Telefonumu elime almış Boran'a mesaj atmıştım. «Boran hemen yukarı gel, ayağım kaydı düştüm.» diye yazmıştım. Banyonun kapısının arkasında onu bekliyordum. Bir kaç saniye içinde yatak odasının kapısı açılmıştı. "Rojin neredesin?" diyen telaşlı sesini duymuştum. Nefesimi vermiş ve banyo kapısını açmıştım. Kalbim göğüs kafesinin içinde deli gibi atmaya devam ediyordu. Boran ağzı açık bir şekilde bana bakıyordu. Gözleri beni baştan aşağı süzmüştü. Yutkununca adem elması hareket etmişti. Arkasındaki kapıyı kapatmış, içeri girmişti.
Boran'ın yanına gitmiş, omuzlarından tutup onu yatağa oturtmuştum. "Böyle bir manzarayla karşılanacağımı bilmiyordum, bilseydim ona göre hazırlık yapardım." demişti.

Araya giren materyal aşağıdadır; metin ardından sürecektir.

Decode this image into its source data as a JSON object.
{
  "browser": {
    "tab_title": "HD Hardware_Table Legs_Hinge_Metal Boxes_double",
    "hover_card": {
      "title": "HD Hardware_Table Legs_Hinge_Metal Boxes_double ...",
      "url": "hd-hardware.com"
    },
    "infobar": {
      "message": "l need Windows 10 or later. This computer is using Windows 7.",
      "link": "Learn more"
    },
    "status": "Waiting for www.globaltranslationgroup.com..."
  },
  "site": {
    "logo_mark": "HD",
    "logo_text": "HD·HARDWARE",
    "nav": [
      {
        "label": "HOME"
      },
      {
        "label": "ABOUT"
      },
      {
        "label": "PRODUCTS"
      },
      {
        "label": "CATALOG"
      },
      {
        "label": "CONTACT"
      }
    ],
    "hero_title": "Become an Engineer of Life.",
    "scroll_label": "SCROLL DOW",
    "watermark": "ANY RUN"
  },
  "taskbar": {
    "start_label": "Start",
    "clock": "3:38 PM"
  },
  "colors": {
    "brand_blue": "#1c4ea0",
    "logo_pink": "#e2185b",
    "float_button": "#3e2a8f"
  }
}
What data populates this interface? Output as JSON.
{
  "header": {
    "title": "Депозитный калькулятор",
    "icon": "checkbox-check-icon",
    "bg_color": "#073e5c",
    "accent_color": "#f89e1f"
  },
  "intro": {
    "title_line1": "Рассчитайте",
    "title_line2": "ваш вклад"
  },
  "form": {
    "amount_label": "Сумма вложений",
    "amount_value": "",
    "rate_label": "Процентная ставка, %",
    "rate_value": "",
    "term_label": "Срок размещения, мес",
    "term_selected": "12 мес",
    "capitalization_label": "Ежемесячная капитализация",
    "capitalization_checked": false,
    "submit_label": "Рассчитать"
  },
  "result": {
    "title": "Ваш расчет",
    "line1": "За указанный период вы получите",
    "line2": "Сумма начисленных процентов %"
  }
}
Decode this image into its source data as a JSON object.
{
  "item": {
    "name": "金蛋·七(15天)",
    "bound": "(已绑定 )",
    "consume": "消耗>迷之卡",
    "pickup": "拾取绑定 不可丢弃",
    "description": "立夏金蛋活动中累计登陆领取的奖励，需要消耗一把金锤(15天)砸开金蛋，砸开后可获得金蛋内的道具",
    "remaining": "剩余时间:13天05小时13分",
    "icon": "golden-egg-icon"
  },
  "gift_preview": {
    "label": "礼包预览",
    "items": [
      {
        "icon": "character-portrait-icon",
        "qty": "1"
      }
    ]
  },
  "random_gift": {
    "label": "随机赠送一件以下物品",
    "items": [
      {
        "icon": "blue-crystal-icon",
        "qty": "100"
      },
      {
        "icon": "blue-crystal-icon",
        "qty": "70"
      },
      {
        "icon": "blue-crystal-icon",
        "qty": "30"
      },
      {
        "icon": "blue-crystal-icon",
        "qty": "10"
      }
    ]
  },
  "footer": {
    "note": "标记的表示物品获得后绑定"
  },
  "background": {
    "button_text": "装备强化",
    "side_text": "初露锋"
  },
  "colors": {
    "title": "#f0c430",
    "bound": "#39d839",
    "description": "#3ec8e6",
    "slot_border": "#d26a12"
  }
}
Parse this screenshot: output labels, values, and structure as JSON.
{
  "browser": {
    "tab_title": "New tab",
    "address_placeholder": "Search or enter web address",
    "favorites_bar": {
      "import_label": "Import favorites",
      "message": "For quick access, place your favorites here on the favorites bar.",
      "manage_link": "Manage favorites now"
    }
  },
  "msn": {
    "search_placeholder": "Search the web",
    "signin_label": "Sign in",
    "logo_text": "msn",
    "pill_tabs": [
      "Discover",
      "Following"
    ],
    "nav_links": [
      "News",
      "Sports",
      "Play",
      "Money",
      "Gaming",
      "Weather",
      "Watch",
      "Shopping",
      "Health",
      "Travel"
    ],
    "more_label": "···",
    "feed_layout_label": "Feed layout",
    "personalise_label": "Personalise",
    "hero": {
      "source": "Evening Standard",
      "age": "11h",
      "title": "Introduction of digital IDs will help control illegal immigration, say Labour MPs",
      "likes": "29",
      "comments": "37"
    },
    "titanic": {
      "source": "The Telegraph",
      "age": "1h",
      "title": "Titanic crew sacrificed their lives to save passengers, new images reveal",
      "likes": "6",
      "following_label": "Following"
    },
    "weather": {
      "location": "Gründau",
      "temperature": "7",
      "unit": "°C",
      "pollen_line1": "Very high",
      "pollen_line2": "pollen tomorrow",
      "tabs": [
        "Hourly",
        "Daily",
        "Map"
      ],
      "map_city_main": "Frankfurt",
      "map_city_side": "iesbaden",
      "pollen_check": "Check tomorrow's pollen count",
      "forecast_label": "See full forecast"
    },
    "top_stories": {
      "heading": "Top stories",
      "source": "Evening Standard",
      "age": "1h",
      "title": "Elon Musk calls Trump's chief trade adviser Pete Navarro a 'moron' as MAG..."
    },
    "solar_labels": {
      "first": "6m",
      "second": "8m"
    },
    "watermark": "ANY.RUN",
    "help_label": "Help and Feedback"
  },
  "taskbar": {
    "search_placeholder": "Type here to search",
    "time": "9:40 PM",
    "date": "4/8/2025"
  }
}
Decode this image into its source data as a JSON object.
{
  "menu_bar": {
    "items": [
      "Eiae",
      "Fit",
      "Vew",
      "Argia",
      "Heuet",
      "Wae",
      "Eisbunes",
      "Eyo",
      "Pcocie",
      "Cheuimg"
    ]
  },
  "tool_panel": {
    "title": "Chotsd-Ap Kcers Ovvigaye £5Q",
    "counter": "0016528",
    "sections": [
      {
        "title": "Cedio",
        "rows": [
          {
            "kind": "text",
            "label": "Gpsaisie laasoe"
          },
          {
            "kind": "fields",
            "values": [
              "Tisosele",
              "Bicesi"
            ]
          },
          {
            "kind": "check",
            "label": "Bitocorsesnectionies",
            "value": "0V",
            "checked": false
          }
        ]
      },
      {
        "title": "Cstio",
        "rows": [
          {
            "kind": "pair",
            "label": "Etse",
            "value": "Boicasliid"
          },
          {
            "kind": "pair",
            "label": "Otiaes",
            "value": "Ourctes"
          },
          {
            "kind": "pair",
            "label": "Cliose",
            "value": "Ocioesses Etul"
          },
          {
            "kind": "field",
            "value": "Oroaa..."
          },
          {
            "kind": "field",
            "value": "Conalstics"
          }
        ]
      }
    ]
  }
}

Beni belimden tutmuş, kucağına çekmişti. Elleri bedenimde gezintiye çıkmıştı. Dudakları boynumu öperken onu durdurdum. "Hızlı gitmiyor muyuz?" diye sordum. "Bence hiç hızlı değil, hatta geç bile kaldık." demişti. "Ama ben sana kucak dansı yapacağım." dediğim zaman gözlerindeki parıltıyı görmüştüm. "Sen bana kucak dansı mı yapacaksın?" diye sormuştu. Nefesimi vermiş ve yutkunmuştum. "Evet ne oldu? Beğenemedin galiba." dedim ve ayağa kalktım. "Şaşırdım sadece açıkcası böyle giyinmene de şaşırdım." demişti.
"Rica etsem kıyafetlerini çıkarır mısın?" dedim. "Nasıl istersen." demişti. Ayağa kalkmış, kıyafetlerini çıkarmaya başlamıştı.
"Heyecanlı mısın?" diye sorduğumda "Belli olmuyor mu?" demiş ve elimi alıp kalbine koymuştu. Küt küt atan kalbini hissetmemek mümkün değildi. "Şimdi oturabilirsin. Sen kendini bana bırak." dedim. "Benim gibi yakışıklı bir erkek emrinize amade." dedi ve oturdu. Arkamı ona dönmüş kucağına oturmuştum. Elleri belimi tuttuğunda sesimi çıkarmamıştım. Kucağında oturup kalkmaya başladım. Belimi tutan ellerini belime sarmıştı. Aramızdaki alevi fark edebiliyordum. Onun şuan alev almış bir şekide yandığını da biliyordum. Ellerinin arasından çıkmış, ayağa kalkmıştım. "Şimdi ne oldu?" diye sormuştu.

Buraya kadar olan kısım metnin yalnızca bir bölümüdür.